Jakarta -Dalam setiap pembayaran listrik, baik token prabayar maupun meteran rekening bulanan, pelanggan selalu dibebankan ‘Pajak Lampu’ alias Pajak Penerangan Jalan‎ (PPJ) yang masuk sebagai pendapatan pajak daerah.

Sayangnya, meski rutin membayar pajak ini, masih banyak daerah di Indonesia yang penerangan jalannya ‘byar-pet’, bahkan ada yang masih gelap gulita tanpa penerangan.‎ Lalu ke mana larinya uang PPJ tersebut?

Kasubdit Pelayanan dan Bimbingan Usaha Kementerian Energi dan Sumberdaya Mineral (ESDM), Djoko Widianto‎ mengatakan, pemanfaatan uang pajak sepenuhnya merupakan kewenangan Pemerintah Daerah (Pemda). Tidak harus untuk penerangan jalan.

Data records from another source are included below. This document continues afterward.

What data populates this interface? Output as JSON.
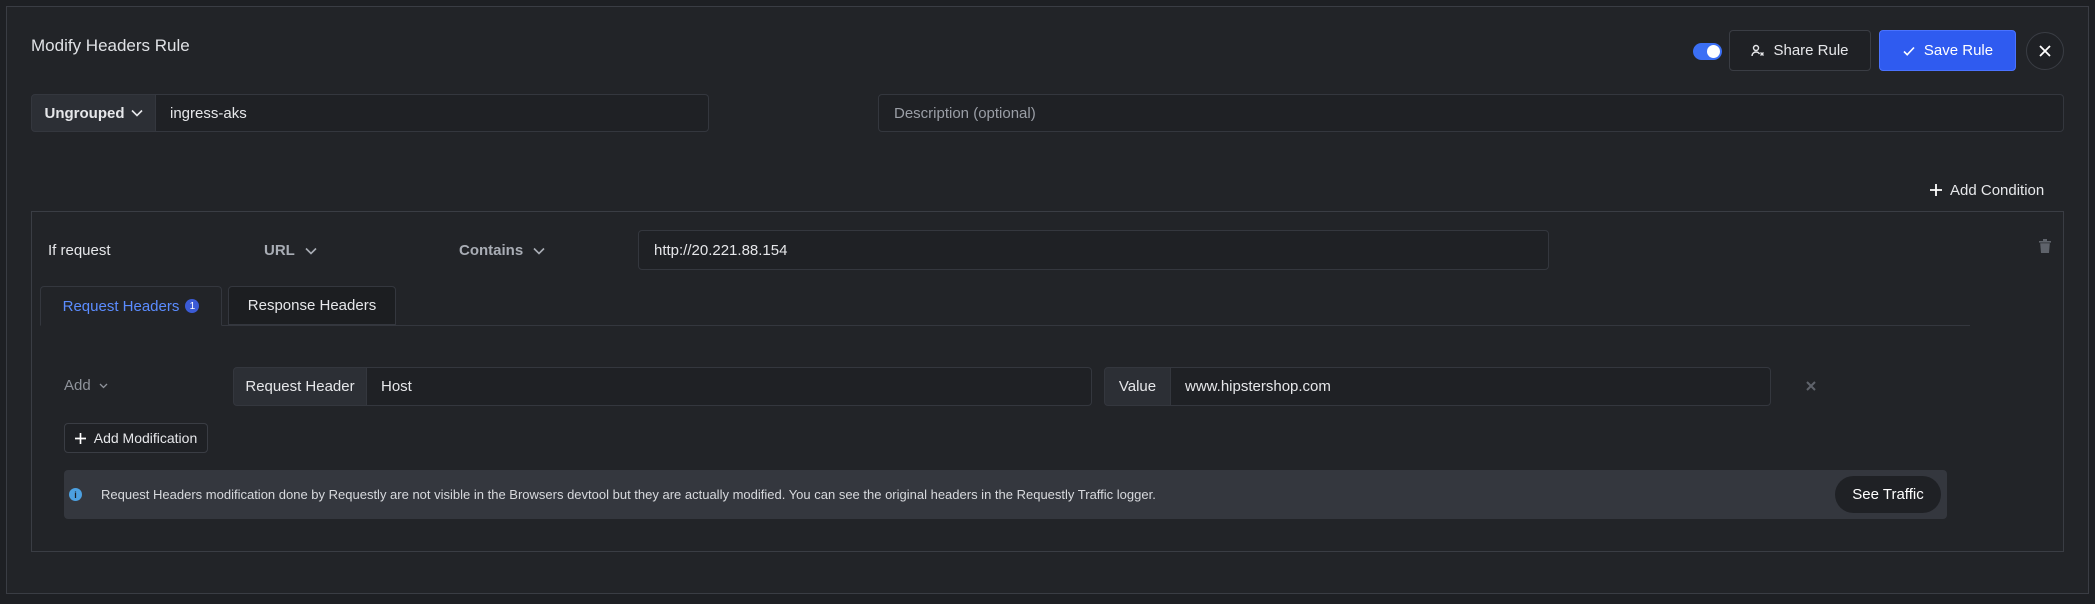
{
  "header": {
    "title": "Modify Headers Rule",
    "status_toggle": "on",
    "share_label": "Share Rule",
    "save_label": "Save Rule"
  },
  "rule": {
    "group": "Ungrouped",
    "name": "ingress-aks",
    "description_placeholder": "Description (optional)",
    "add_condition_label": "Add Condition"
  },
  "condition": {
    "if_label": "If request",
    "source_key": "URL",
    "operator": "Contains",
    "value": "http://20.221.88.154"
  },
  "tabs": [
    {
      "label": "Request Headers",
      "count": "1",
      "active": true
    },
    {
      "label": "Response Headers",
      "active": false
    }
  ],
  "modification": {
    "action": "Add",
    "header_label": "Request Header",
    "header_name": "Host",
    "value_label": "Value",
    "value": "www.hipstershop.com",
    "add_modification_label": "Add Modification"
  },
  "info_banner": {
    "text": "Request Headers modification done by Requestly are not visible in the Browsers devtool but they are actually modified. You can see the original headers in the Requestly Traffic logger.",
    "button_label": "See Traffic"
  },
  "colors": {
    "background": "#222428",
    "accent": "#2f5bf0",
    "active_tab": "#5b8cff"
  }
}
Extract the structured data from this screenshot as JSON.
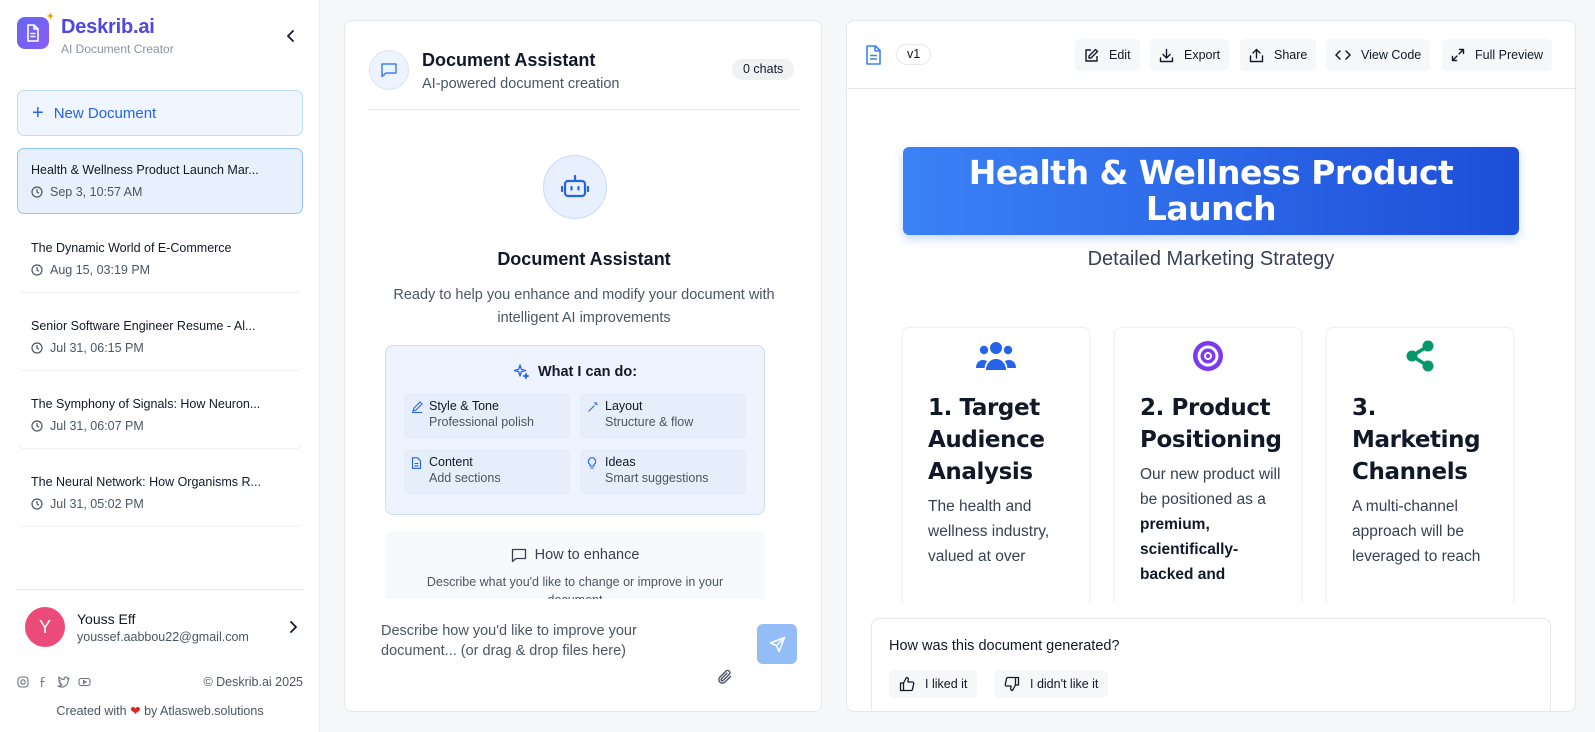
{
  "brand": {
    "name": "Deskrib.ai",
    "tagline": "AI Document Creator"
  },
  "sidebar": {
    "new_document_label": "New Document",
    "documents": [
      {
        "title": "Health & Wellness Product Launch Mar...",
        "date": "Sep 3, 10:57 AM"
      },
      {
        "title": "The Dynamic World of E-Commerce",
        "date": "Aug 15, 03:19 PM"
      },
      {
        "title": "Senior Software Engineer Resume - Al...",
        "date": "Jul 31, 06:15 PM"
      },
      {
        "title": "The Symphony of Signals: How Neuron...",
        "date": "Jul 31, 06:07 PM"
      },
      {
        "title": "The Neural Network: How Organisms R...",
        "date": "Jul 31, 05:02 PM"
      }
    ],
    "user": {
      "initial": "Y",
      "name": "Youss Eff",
      "email": "youssef.aabbou22@gmail.com"
    },
    "social_icons": [
      "instagram-icon",
      "facebook-icon",
      "twitter-icon",
      "youtube-icon"
    ],
    "copyright": "© Deskrib.ai 2025",
    "created_prefix": "Created with",
    "created_suffix": "by Atlasweb.solutions"
  },
  "assistant": {
    "title": "Document Assistant",
    "subtitle": "AI-powered document creation",
    "chat_count": "0 chats",
    "center_title": "Document Assistant",
    "center_description": "Ready to help you enhance and modify your document with intelligent AI improvements",
    "capabilities_heading": "What I can do:",
    "capabilities": [
      {
        "title": "Style & Tone",
        "subtitle": "Professional polish"
      },
      {
        "title": "Layout",
        "subtitle": "Structure & flow"
      },
      {
        "title": "Content",
        "subtitle": "Add sections"
      },
      {
        "title": "Ideas",
        "subtitle": "Smart suggestions"
      }
    ],
    "enhance_heading": "How to enhance",
    "enhance_description": "Describe what you'd like to change or improve in your document",
    "input_placeholder": "Describe how you'd like to improve your document... (or drag & drop files here)"
  },
  "preview": {
    "version": "v1",
    "toolbar": {
      "edit": "Edit",
      "export": "Export",
      "share": "Share",
      "view_code": "View Code",
      "full_preview": "Full Preview"
    },
    "document": {
      "title": "Health & Wellness Product Launch",
      "subtitle": "Detailed Marketing Strategy",
      "sections": [
        {
          "title": "1. Target Audience Analysis",
          "text": "The health and wellness industry, valued at over"
        },
        {
          "title": "2. Product Positioning",
          "text_before": "Our new product will be positioned as a",
          "text_bold": "premium, scientifically-backed and"
        },
        {
          "title": "3. Marketing Channels",
          "text": "A multi-channel approach will be leveraged to reach"
        }
      ]
    },
    "feedback": {
      "question": "How was this document generated?",
      "like": "I liked it",
      "dislike": "I didn't like it"
    }
  },
  "colors": {
    "accent": "#2563eb",
    "brand": "#4f46e5",
    "avatar": "#ec4a78"
  }
}
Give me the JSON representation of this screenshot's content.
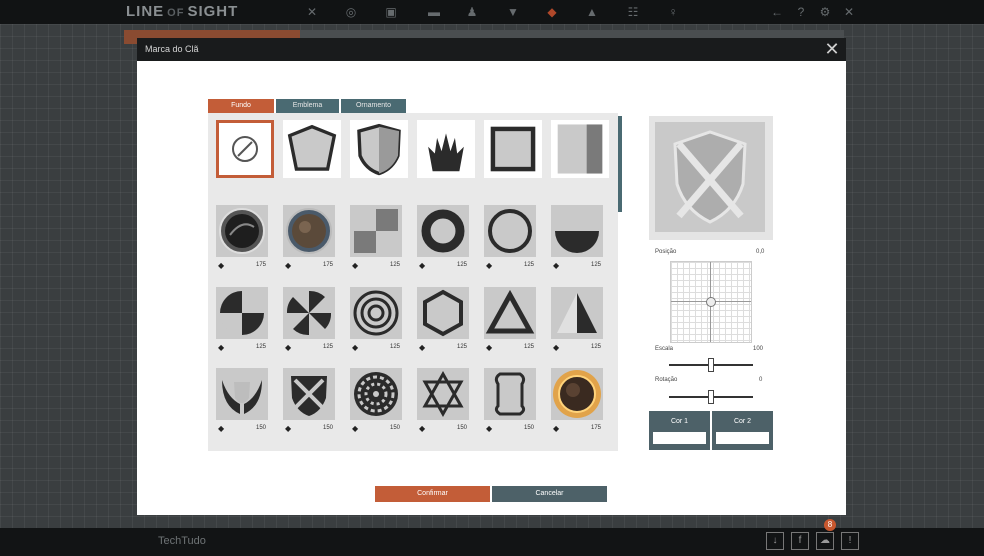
{
  "app": {
    "logo_left": "LINE",
    "logo_mid": "OF",
    "logo_right": "SIGHT",
    "watermark": "TechTudo",
    "notification_count": "8"
  },
  "dialog": {
    "title": "Marca do Clã",
    "tabs": [
      "Fundo",
      "Emblema",
      "Ornamento"
    ],
    "active_tab": "Fundo",
    "confirm_label": "Confirmar",
    "cancel_label": "Cancelar"
  },
  "emblems": [
    {
      "shape": "none",
      "price": ""
    },
    {
      "shape": "pentagon",
      "price": ""
    },
    {
      "shape": "shield",
      "price": ""
    },
    {
      "shape": "wings-crest",
      "price": ""
    },
    {
      "shape": "square",
      "price": ""
    },
    {
      "shape": "half-rect",
      "price": ""
    },
    {
      "shape": "dark-orb",
      "price": "175"
    },
    {
      "shape": "bronze-orb",
      "price": "175"
    },
    {
      "shape": "checker",
      "price": "125"
    },
    {
      "shape": "thick-ring",
      "price": "125"
    },
    {
      "shape": "thin-ring",
      "price": "125"
    },
    {
      "shape": "half-circle",
      "price": "125"
    },
    {
      "shape": "quarter-circle",
      "price": "125"
    },
    {
      "shape": "pinwheel",
      "price": "125"
    },
    {
      "shape": "target",
      "price": "125"
    },
    {
      "shape": "hexagon",
      "price": "125"
    },
    {
      "shape": "triangle",
      "price": "125"
    },
    {
      "shape": "half-triangle",
      "price": "125"
    },
    {
      "shape": "wings",
      "price": "150"
    },
    {
      "shape": "cross-shield",
      "price": "150"
    },
    {
      "shape": "mandala",
      "price": "150"
    },
    {
      "shape": "hexagram",
      "price": "150"
    },
    {
      "shape": "plaque",
      "price": "150"
    },
    {
      "shape": "sun-orb",
      "price": "175"
    }
  ],
  "controls": {
    "position_label": "Posição",
    "position_value": "0,0",
    "scale_label": "Escala",
    "scale_value": "100",
    "scale_level": 0.5,
    "rotation_label": "Rotação",
    "rotation_value": "0",
    "rotation_level": 0.5,
    "color1_label": "Cor 1",
    "color2_label": "Cor 2"
  },
  "colors": {
    "accent": "#c35d38",
    "secondary": "#4d6168",
    "tab_inactive": "#4a6a72"
  }
}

“Itu (penggunaan pajak) sebenernya kesepakatan pemerintah daerah dengan DPRD-nya. Jadi penggunaannya tergantung kesepakatannya. Mereka (pemda dan DPRD) yang mengatur,” terang dia di Hotel Darmawangsa, Jakarta, Rabu (9/9/2015) tadi malam.‎‎

Hal ini dikarenakan sifat dari pungutan ini adalah pajak bukan retribusi. ‎Retribusi, kata dia, dipungut untuk keperluan penarikannya. Misalnya retribusi sampah untuk kelola sampah, retribusi parkir untuk pengelolaan parkiran biar aman dan nyaman.

“Sedangkan pajak itu dikumpulkan dari seluruh sumber pajak jadi satu dan penggunaannya terserah Pemda. Memang namanya pajak penerangan jalan, tapi pemanfaatannya diserahkan Pemda,” simpul dia.